Though I already said that I did not pay much attention to the war, sometimes one cannot help but become involved. The girls back home in Sept Iles were writing me, saying how terrible things were now that their boys were gone. Though I tried to never think of it, I hoped that Henri would never leave to the front.
We all hated the war. By “we” I mean most of us in Quebec. Then again, perhaps I should not say we hated the war, but rather that we hated that we were told to fight it. That the English went to fight for Britain was one thing, but why say that the French should as well? The argument was then that we should not then fight for Britain, but for France, for our home. Since when had France been our home? We were not Frenchmen, no; we were, and are, Canadians.
Most of the boys were safe.
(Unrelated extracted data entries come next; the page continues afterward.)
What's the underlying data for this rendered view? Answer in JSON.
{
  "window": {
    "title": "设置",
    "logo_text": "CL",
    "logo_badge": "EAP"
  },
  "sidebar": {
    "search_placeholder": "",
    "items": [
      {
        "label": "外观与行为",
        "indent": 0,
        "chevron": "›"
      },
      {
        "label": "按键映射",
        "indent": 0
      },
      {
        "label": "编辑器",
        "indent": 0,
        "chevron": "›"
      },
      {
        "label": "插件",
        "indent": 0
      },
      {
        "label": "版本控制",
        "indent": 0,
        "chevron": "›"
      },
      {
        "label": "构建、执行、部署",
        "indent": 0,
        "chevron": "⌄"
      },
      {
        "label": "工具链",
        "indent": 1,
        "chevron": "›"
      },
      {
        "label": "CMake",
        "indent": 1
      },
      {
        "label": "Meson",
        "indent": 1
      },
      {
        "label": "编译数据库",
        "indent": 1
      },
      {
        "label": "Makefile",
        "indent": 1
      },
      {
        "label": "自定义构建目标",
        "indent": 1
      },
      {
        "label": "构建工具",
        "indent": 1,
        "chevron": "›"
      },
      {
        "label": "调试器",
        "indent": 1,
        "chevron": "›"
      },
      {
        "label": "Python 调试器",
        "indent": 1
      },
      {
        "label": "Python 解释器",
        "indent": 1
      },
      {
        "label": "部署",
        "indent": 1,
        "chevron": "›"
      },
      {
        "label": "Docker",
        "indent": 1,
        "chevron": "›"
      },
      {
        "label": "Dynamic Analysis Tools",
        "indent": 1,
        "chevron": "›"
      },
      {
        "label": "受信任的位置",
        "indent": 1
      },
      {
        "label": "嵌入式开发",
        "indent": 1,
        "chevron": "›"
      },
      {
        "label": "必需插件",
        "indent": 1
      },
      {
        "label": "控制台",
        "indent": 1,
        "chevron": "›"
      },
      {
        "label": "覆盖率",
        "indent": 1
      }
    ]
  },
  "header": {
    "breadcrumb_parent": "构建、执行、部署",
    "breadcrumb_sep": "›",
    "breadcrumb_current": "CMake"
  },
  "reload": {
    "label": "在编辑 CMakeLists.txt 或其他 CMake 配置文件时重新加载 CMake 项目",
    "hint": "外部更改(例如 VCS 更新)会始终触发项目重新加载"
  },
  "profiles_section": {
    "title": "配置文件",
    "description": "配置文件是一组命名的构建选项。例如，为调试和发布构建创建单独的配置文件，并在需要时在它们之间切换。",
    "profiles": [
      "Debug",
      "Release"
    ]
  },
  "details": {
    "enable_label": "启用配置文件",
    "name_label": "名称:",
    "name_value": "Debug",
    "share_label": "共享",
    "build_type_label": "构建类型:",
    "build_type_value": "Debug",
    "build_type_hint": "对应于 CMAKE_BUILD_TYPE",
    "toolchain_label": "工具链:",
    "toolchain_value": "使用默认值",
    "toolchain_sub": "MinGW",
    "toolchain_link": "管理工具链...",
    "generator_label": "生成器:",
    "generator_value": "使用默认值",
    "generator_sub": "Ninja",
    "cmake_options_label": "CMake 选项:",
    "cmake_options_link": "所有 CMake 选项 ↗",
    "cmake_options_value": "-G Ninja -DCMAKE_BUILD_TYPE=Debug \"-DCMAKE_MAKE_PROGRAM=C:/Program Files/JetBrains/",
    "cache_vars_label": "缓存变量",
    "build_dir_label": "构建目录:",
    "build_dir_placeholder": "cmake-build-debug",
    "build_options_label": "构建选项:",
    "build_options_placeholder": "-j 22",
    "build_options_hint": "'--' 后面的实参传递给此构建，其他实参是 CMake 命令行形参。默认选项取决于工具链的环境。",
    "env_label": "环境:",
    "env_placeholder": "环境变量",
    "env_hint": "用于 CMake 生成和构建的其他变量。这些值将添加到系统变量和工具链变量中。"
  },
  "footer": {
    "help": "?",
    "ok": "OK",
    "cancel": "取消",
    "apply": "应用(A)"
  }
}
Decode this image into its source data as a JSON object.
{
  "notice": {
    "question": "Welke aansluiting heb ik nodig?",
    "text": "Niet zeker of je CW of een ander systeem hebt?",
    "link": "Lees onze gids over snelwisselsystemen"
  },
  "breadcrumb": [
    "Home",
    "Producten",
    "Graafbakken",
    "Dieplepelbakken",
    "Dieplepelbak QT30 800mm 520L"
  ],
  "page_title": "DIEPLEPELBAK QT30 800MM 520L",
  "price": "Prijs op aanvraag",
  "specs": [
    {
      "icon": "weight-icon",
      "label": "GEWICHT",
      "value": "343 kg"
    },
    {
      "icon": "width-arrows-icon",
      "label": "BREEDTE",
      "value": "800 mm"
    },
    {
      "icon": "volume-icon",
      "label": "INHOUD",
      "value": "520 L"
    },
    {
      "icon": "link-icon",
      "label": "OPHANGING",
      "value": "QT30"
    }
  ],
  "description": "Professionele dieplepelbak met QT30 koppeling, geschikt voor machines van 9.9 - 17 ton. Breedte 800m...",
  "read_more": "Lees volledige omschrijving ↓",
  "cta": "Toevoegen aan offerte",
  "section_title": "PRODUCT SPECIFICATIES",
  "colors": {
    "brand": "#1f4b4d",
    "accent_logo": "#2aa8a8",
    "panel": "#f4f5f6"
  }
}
They did not enlist, and the government told us that there would be no draft for this war, so mostly we were all happy. Henri, my husband, worked fairly well at the steel mill, though he would always come home and complain about his back. That damn back of his was always putting out, but when I would ask him about it he would always give me that smile of his, that tight lipped, easy smile and say “Flower, it will be better in the morning. Smile for me?” Of course I would, and that would be all that was said on the matter.
Winter came, cold and unforgiving.
The snow was worse this year then the last, and the cold cut through every towel we put around the windows. I kept the fire going as much as I could, but it made no difference. It seemed that the cold itself was at war against us, but we did not falter. Henri continued working, continued hurting, and always came home with that smile, saying things would be better in the morning. We looked forward to Christmas and planned to bring over my family.
Conscription came, cold and unforgiving.
The bastards lied to us. The English said that we, the French-Canadians, were slackers, traitors, set in our ways, stubborn as mules, and the end of Canada. The government may as well have agreed, saying that we had to fight for our country if nothing else; had to help the boys at the front. Prime Minister Borden was the traitor.